When I told our lawyer that we finally complied with all the requirements of the bank and immigration, she said, “Para hoy, Sarita, para hoy.” For today. For today. I take some comfort in that. It is good to remember it is not just expats who are inconvenienced and frustrated by these rule changes and regulations; Costa Ricans suffer the same fate. We are all in this labyrinthine system together.

Author: SC Morgan

I grew up in Oregon and learned not everything is black and white. Now I live in the jungles of Costa Rica where the shades of gray cover the full spectrum. I shoot my mouth off on my blog, social media sites, and sometimes I get published.
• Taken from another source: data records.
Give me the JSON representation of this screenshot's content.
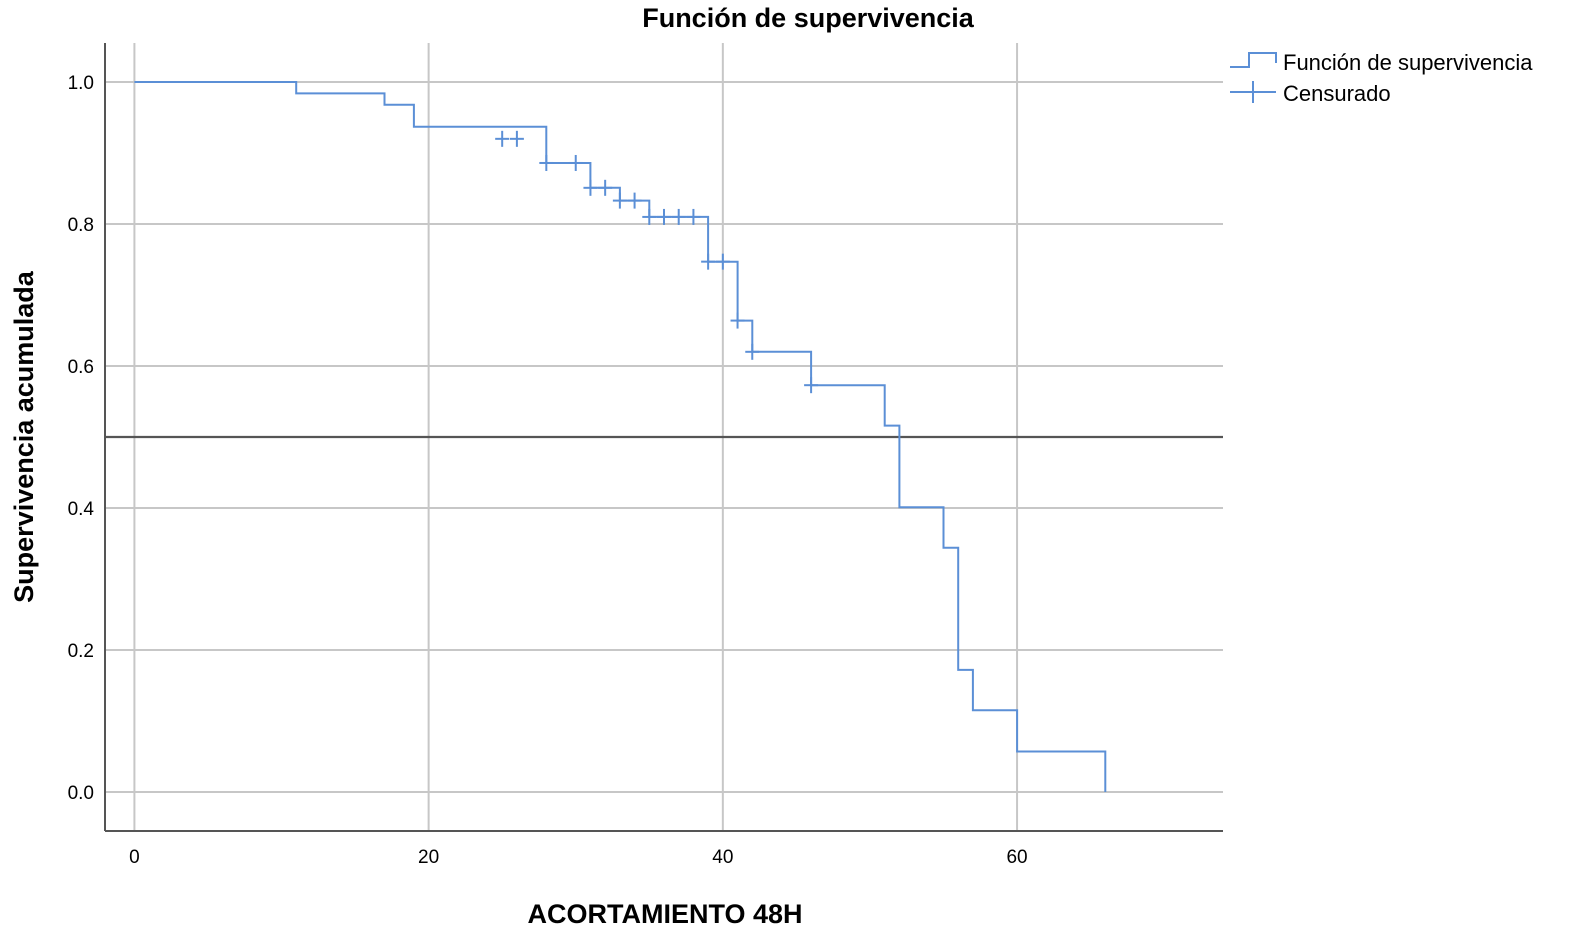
{
  "chart_data": {
    "type": "line",
    "step": true,
    "title": "Función de supervivencia",
    "xlabel": "ACORTAMIENTO 48H",
    "ylabel": "Supervivencia acumulada",
    "xlim": [
      -2,
      74
    ],
    "ylim": [
      -0.055,
      1.055
    ],
    "x_ticks": [
      0,
      20,
      40,
      60
    ],
    "x_tick_labels": [
      "0",
      "20",
      "40",
      "60"
    ],
    "y_ticks": [
      0.0,
      0.2,
      0.4,
      0.6,
      0.8,
      1.0
    ],
    "y_tick_labels": [
      "0.0",
      "0.2",
      "0.4",
      "0.6",
      "0.8",
      "1.0"
    ],
    "grid": true,
    "reference_line_y": 0.5,
    "colors": {
      "series": "#5b8fd6",
      "grid": "#c7c7c7",
      "axis": "#555555",
      "reference": "#555555"
    },
    "legend": {
      "position": "top-right",
      "entries": [
        {
          "label": "Función de supervivencia",
          "symbol": "step-line"
        },
        {
          "label": "Censurado",
          "symbol": "cross"
        }
      ]
    },
    "series": [
      {
        "name": "Función de supervivencia",
        "points": [
          [
            0,
            1.0
          ],
          [
            11,
            1.0
          ],
          [
            11,
            0.984
          ],
          [
            17,
            0.984
          ],
          [
            17,
            0.968
          ],
          [
            19,
            0.968
          ],
          [
            19,
            0.937
          ],
          [
            28,
            0.937
          ],
          [
            28,
            0.92
          ],
          [
            28,
            0.886
          ],
          [
            31,
            0.886
          ],
          [
            31,
            0.851
          ],
          [
            33,
            0.851
          ],
          [
            33,
            0.833
          ],
          [
            35,
            0.833
          ],
          [
            35,
            0.81
          ],
          [
            39,
            0.81
          ],
          [
            39,
            0.747
          ],
          [
            41,
            0.747
          ],
          [
            41,
            0.664
          ],
          [
            42,
            0.664
          ],
          [
            42,
            0.62
          ],
          [
            46,
            0.62
          ],
          [
            46,
            0.573
          ],
          [
            51,
            0.573
          ],
          [
            51,
            0.516
          ],
          [
            52,
            0.516
          ],
          [
            52,
            0.401
          ],
          [
            55,
            0.401
          ],
          [
            55,
            0.344
          ],
          [
            56,
            0.344
          ],
          [
            56,
            0.172
          ],
          [
            57,
            0.172
          ],
          [
            57,
            0.115
          ],
          [
            60,
            0.115
          ],
          [
            60,
            0.057
          ],
          [
            66,
            0.057
          ],
          [
            66,
            0.0
          ]
        ]
      },
      {
        "name": "Censurado",
        "points": [
          [
            25,
            0.92
          ],
          [
            26,
            0.92
          ],
          [
            28,
            0.886
          ],
          [
            30,
            0.886
          ],
          [
            31,
            0.851
          ],
          [
            32,
            0.851
          ],
          [
            33,
            0.833
          ],
          [
            34,
            0.833
          ],
          [
            35,
            0.81
          ],
          [
            36,
            0.81
          ],
          [
            37,
            0.81
          ],
          [
            38,
            0.81
          ],
          [
            39,
            0.747
          ],
          [
            40,
            0.747
          ],
          [
            41,
            0.664
          ],
          [
            42,
            0.62
          ],
          [
            46,
            0.573
          ]
        ]
      }
    ]
  }
}
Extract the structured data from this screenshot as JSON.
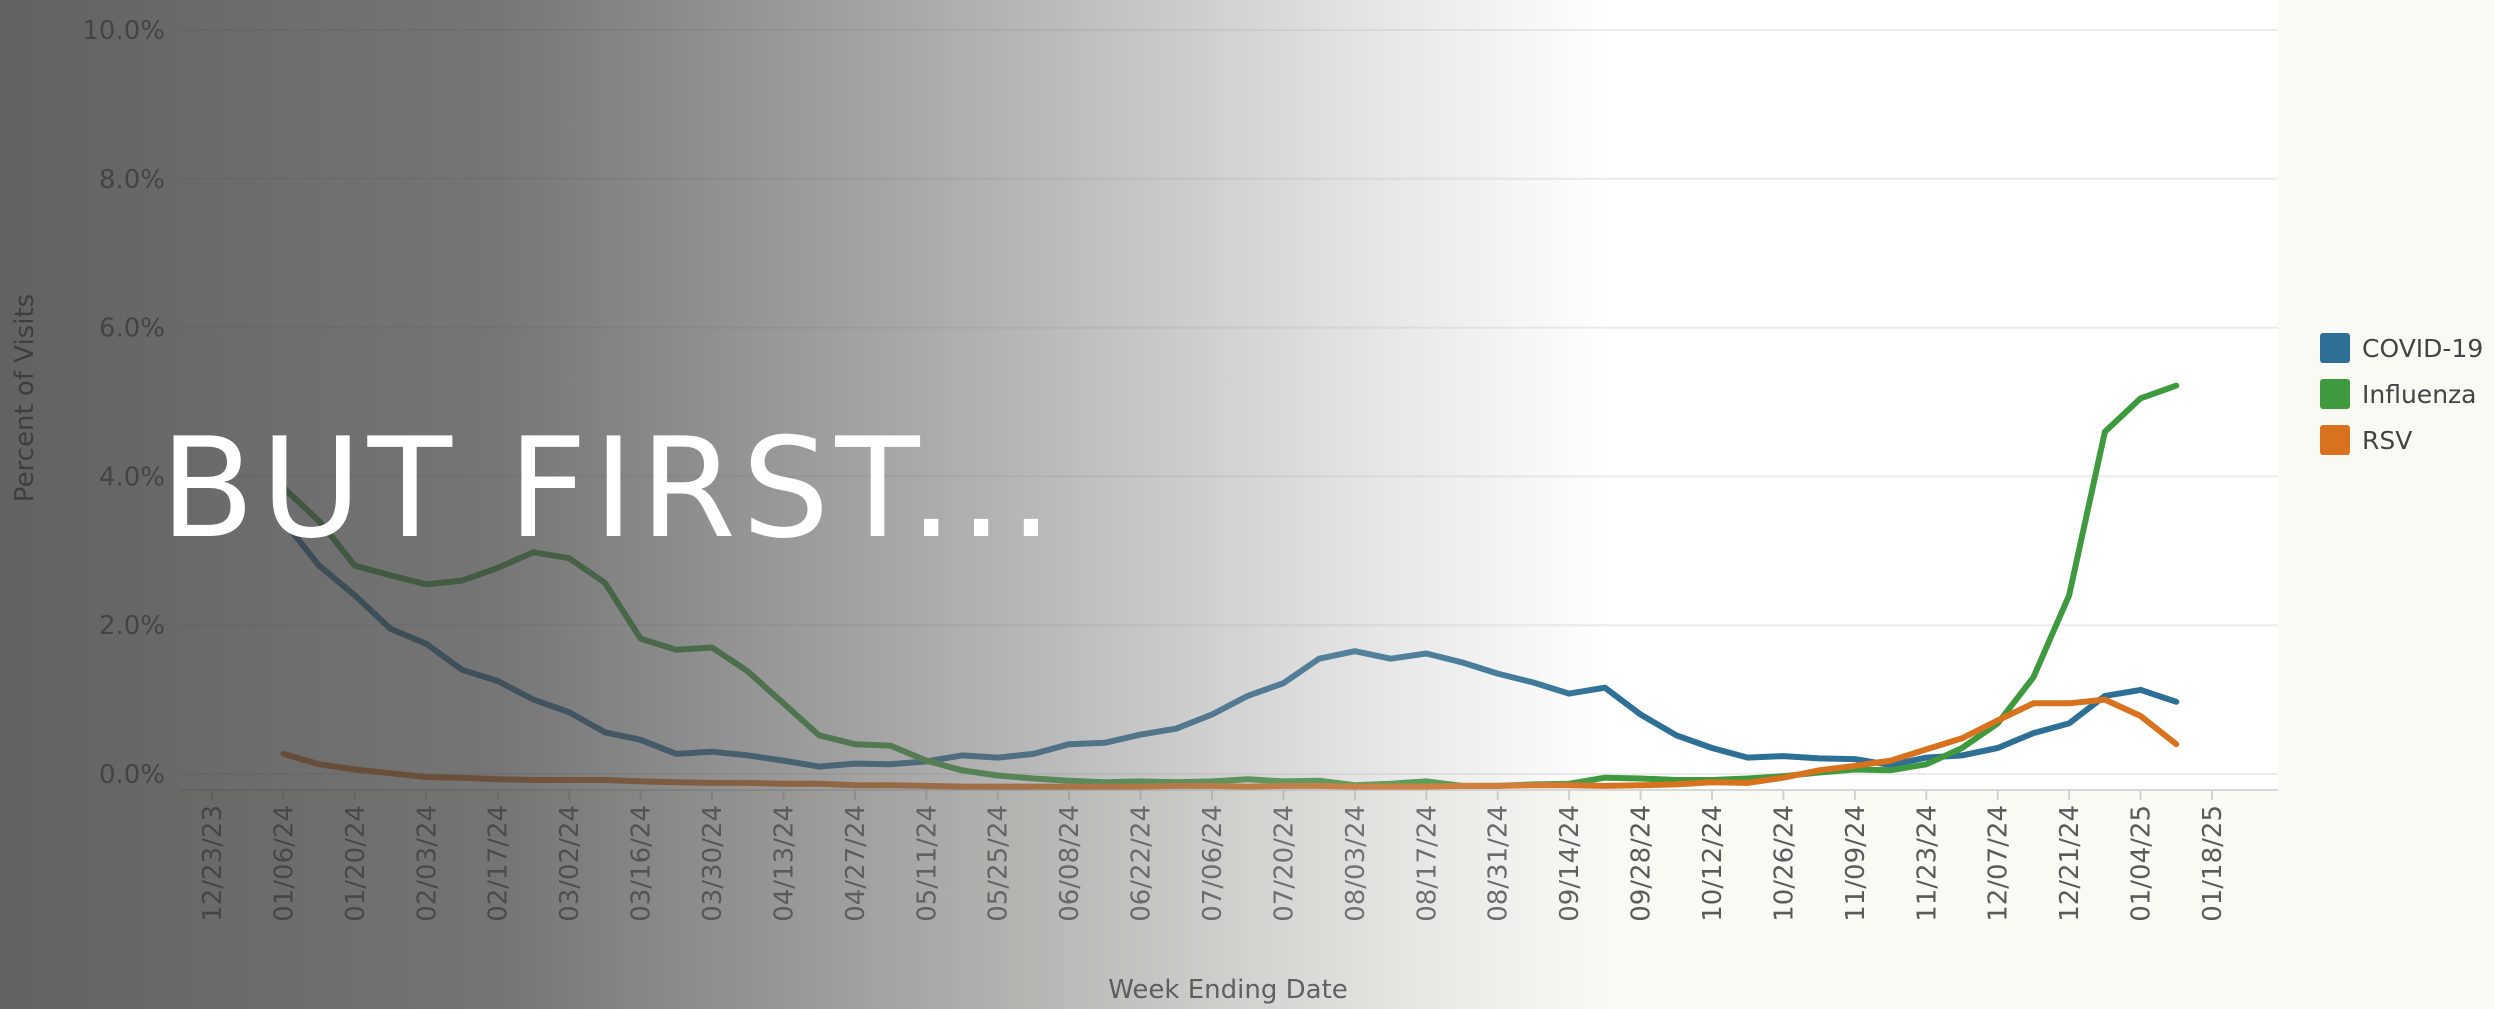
{
  "chart_data": {
    "type": "line",
    "xlabel": "Week Ending Date",
    "ylabel": "Percent of Visits",
    "ylim": [
      0,
      10
    ],
    "y_ticks": [
      "0.0%",
      "2.0%",
      "4.0%",
      "6.0%",
      "8.0%",
      "10.0%"
    ],
    "x_tick_labels": [
      "12/23/23",
      "01/06/24",
      "01/20/24",
      "02/03/24",
      "02/17/24",
      "03/02/24",
      "03/16/24",
      "03/30/24",
      "04/13/24",
      "04/27/24",
      "05/11/24",
      "05/25/24",
      "06/08/24",
      "06/22/24",
      "07/06/24",
      "07/20/24",
      "08/03/24",
      "08/17/24",
      "08/31/24",
      "09/14/24",
      "09/28/24",
      "10/12/24",
      "10/26/24",
      "11/09/24",
      "11/23/24",
      "12/07/24",
      "12/21/24",
      "01/04/25",
      "01/18/25"
    ],
    "x": [
      "01/06/24",
      "01/13/24",
      "01/20/24",
      "01/27/24",
      "02/03/24",
      "02/10/24",
      "02/17/24",
      "02/24/24",
      "03/02/24",
      "03/09/24",
      "03/16/24",
      "03/23/24",
      "03/30/24",
      "04/06/24",
      "04/13/24",
      "04/20/24",
      "04/27/24",
      "05/04/24",
      "05/11/24",
      "05/18/24",
      "05/25/24",
      "06/01/24",
      "06/08/24",
      "06/15/24",
      "06/22/24",
      "06/29/24",
      "07/06/24",
      "07/13/24",
      "07/20/24",
      "07/27/24",
      "08/03/24",
      "08/10/24",
      "08/17/24",
      "08/24/24",
      "08/31/24",
      "09/07/24",
      "09/14/24",
      "09/21/24",
      "09/28/24",
      "10/05/24",
      "10/12/24",
      "10/19/24",
      "10/26/24",
      "11/02/24",
      "11/09/24",
      "11/16/24",
      "11/23/24",
      "11/30/24",
      "12/07/24",
      "12/14/24",
      "12/21/24",
      "12/28/24",
      "01/04/25",
      "01/11/25"
    ],
    "series": [
      {
        "name": "COVID-19",
        "color": "#2e6f96",
        "values": [
          3.4,
          2.8,
          2.4,
          1.95,
          1.75,
          1.4,
          1.25,
          1.0,
          0.83,
          0.56,
          0.46,
          0.27,
          0.3,
          0.25,
          0.18,
          0.1,
          0.14,
          0.13,
          0.17,
          0.25,
          0.22,
          0.27,
          0.4,
          0.42,
          0.53,
          0.61,
          0.8,
          1.05,
          1.22,
          1.55,
          1.65,
          1.55,
          1.62,
          1.5,
          1.35,
          1.23,
          1.08,
          1.16,
          0.8,
          0.52,
          0.35,
          0.22,
          0.24,
          0.21,
          0.2,
          0.12,
          0.22,
          0.25,
          0.35,
          0.55,
          0.68,
          1.05,
          1.13,
          0.97
        ]
      },
      {
        "name": "Influenza",
        "color": "#3f9a3f",
        "values": [
          3.85,
          3.4,
          2.8,
          2.67,
          2.55,
          2.6,
          2.77,
          2.98,
          2.9,
          2.57,
          1.82,
          1.67,
          1.7,
          1.38,
          0.95,
          0.52,
          0.4,
          0.38,
          0.18,
          0.05,
          -0.02,
          -0.06,
          -0.09,
          -0.11,
          -0.1,
          -0.11,
          -0.1,
          -0.07,
          -0.1,
          -0.09,
          -0.15,
          -0.13,
          -0.1,
          -0.16,
          -0.16,
          -0.14,
          -0.13,
          -0.05,
          -0.06,
          -0.08,
          -0.08,
          -0.06,
          -0.03,
          0.02,
          0.06,
          0.05,
          0.13,
          0.35,
          0.68,
          1.3,
          2.4,
          4.6,
          5.05,
          5.22
        ]
      },
      {
        "name": "RSV",
        "color": "#d8721f",
        "values": [
          0.27,
          0.13,
          0.06,
          0.01,
          -0.04,
          -0.05,
          -0.07,
          -0.08,
          -0.08,
          -0.08,
          -0.1,
          -0.11,
          -0.12,
          -0.12,
          -0.13,
          -0.13,
          -0.15,
          -0.15,
          -0.16,
          -0.17,
          -0.17,
          -0.17,
          -0.17,
          -0.17,
          -0.17,
          -0.16,
          -0.16,
          -0.17,
          -0.16,
          -0.16,
          -0.17,
          -0.17,
          -0.17,
          -0.16,
          -0.16,
          -0.15,
          -0.15,
          -0.16,
          -0.15,
          -0.14,
          -0.11,
          -0.12,
          -0.05,
          0.05,
          0.11,
          0.18,
          0.33,
          0.48,
          0.72,
          0.95,
          0.95,
          1.0,
          0.78,
          0.4
        ]
      }
    ]
  },
  "overlay": {
    "headline": "BUT FIRST..."
  }
}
You can find my blog here: https://scmorgancom.wordpress.com/

2 thoughts on “Cédula Renewal Wars”

  1. Our branch of BCR at Puriscal told us that as soon as we had residency we must come in and change our accounts to ones which featured our cedulas….and, as you say, what a performance!
    We had to have an accountant certify our income from the U.K……fascinating as he had no English so had to take our word for what was what on our U.K. bank statement…and expensive as it cost the equivalent of 70 U.S. dollars.
    Our ICE bill was still in the name of the previous owner…no problem there as the clerk knew the house from scrumping jocote there when a child.
    The cards were ready in days, however…and all was well until last month when we wanted to bring a few thousand dollars into Costa Rica from an account in Luxembourg.
    They needed proof of the origin of the money.
    Difficult as it had been sitting there for years….
    We found an old deed of sale of a house in France and brought it in, making sure, like you, that we dealt with the same clerk.
    Fine, he had done three years of French so could work out what it was all about and took it to his boss who pointed out that it was old.
    Our clerk got round that one.
    So are the clients.
    It was passed.
    Much clicking on the computer mouse followed as he tracked down our money to San Jose and promised it would be in our account in the morning.
    It was.
    What was all this in aid of, we asked.
    Mad American government he replied. They want to stop Americans tax dodging and inconvenience everyone else in the process….and why the Costa Rican government had to act like a lapdog and go along with it was beyond him….why not just apply it to Americans….as it was everybody was stuck with it.
    Except politicians he added. He couldn’t see them going through all this.
    As you say, we’re all in this together, locals and immigrants alike….


    1. ACK. I know, it’s terrible, isn’t it? Two years ago, in order to comply with the Obama admin’s call to report all to the IRS, we had to RE-file all our tax returns that included our Costa Rican Society Anonymous–that meant all returns back to 1992. It cost us $1500 in tax preparer’s fees and I kept thinking, WE are not the ones who you are looking for. THOSE would be the multi-national corporations who are wooing the US Congress and getting away scot-free. I’d also like to point out that none of this is halting money laundering in CR. That seems to go on un-impinged. In any event, we got ‘er gone yesterday. Once the bank papers were in order, getting through BCR and immigration was a fifteen minute transaction. Our cédulas should be in our local post office by the middle of next month.